|World Premiere, Pittsburgh 1968|
Of course, the reverberations radiating from NIGHT OF THE LIVING DEAD's initial impact are still being felt. AMC's THE WALKING DEAD begins its 9th season on Sunday, October 7th. Even though the show's star Andrew Lincoln is bailing out this year, which will likely tempt many viewers to follow his example, AMC has said that they hope to keep the series going for another decade. Provide your own kicking a DEAD horse joke.
|NIGHT OF THE LIVING DEAD|
Though not quite present in NIGHT OF THE LIVING DEAD, the idea takes form in Romero's sequel, DAWN OF THE DEAD, released more than a decade later in 1979. When Roger (Scott H. Reiniger) is bitten, Romero chronicles his excruciatingly slow death, the brief peace that follows his passing, and the chilling moment of his resurrection. Later in the film, when Stephen a.k.a. "Flyboy" (David Emge) is attacked in the elevator, he is messily infected and - due to an edit away from the action - he returns to the story fully transformed. It would seem that the matter of infection was truly added to the mythos on the basis of that edit. Thereafter, the bite of the living dead made one the living dead - an idea that actually goes back to another wing of the genre, to DRACULA.
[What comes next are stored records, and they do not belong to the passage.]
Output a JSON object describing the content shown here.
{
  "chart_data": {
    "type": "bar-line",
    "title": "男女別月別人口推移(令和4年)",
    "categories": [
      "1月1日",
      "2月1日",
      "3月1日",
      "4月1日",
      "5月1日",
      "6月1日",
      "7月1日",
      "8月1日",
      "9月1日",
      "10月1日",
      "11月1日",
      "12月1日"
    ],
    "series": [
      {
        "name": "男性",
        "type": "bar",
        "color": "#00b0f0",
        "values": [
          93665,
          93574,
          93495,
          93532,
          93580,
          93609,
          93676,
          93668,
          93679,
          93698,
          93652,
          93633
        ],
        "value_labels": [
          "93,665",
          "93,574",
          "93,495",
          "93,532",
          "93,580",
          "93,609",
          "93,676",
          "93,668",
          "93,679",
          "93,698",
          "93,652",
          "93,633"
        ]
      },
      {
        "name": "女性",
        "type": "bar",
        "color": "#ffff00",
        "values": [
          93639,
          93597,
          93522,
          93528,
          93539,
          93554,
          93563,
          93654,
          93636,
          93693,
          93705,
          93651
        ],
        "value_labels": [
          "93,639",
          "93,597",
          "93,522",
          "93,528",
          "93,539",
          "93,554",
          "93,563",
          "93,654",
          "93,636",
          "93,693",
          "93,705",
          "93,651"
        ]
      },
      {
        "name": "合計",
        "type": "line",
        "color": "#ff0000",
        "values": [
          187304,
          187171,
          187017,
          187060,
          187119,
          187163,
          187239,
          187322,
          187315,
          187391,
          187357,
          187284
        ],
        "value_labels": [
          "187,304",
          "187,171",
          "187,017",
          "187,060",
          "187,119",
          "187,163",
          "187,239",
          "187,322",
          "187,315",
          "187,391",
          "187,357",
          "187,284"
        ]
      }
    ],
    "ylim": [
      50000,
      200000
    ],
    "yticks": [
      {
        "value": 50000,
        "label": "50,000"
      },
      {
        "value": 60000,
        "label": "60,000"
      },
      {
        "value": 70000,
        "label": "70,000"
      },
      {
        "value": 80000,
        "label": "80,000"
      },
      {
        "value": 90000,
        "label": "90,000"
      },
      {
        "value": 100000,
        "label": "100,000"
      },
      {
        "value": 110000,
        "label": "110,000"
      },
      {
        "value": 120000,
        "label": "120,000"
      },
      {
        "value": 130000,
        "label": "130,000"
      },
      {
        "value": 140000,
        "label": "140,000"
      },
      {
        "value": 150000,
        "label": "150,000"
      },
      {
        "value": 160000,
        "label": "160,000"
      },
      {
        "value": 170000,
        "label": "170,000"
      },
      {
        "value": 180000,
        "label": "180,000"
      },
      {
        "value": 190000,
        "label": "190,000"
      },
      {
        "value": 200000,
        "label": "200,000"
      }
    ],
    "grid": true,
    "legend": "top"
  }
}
I was reminded of all this by a recent viewing of Gordon Hessler's THE OBLONG BOX, first released in 1969, the year following NIGHT OF THE LIVING DEAD. Spoiler ahead, but in the climax of this film, the horribly disfigured Sir Edward Markham (Alister Williamson) - wrongly infected by a voodoo curse intended for his brother Julian (Vincent Price), and locked away in a tower room of the family estate and passed off as dead - is shot by his brother to end his reign of murderous terror. Edward then uses his last energies to crawl to Julian, to take his hand, and bite it viciously. As one critic observed, the bite is so deep, it almost appears that Edward leaves his teeth in the wound. In a chilling coda, we find that Julian has been infected by the bite. Turning to his wife's calls as he stands in Edward's old room, he shows his face similarly disfigured on one side as he says, "It's my room now."
|THE OBLONG BOX|
The vital connections here are infection and consequence, which only becomes a point of discussion in THE OBLONG BOX. Romero's living dead needed this because, without these inherent dangers, they ran the risk of becoming the buffoons they were briefly treated as in DAWN, with the pie-fight sequence. It should also be emphasized that, in DAWN, Romero himself invited into his mythos the necessary subject of Voodoo - the basis of Sir Edward's bite.
This subject may well require a more detailed presentation than I can give it, here and now, but consider it meat for further discussion. Have at it.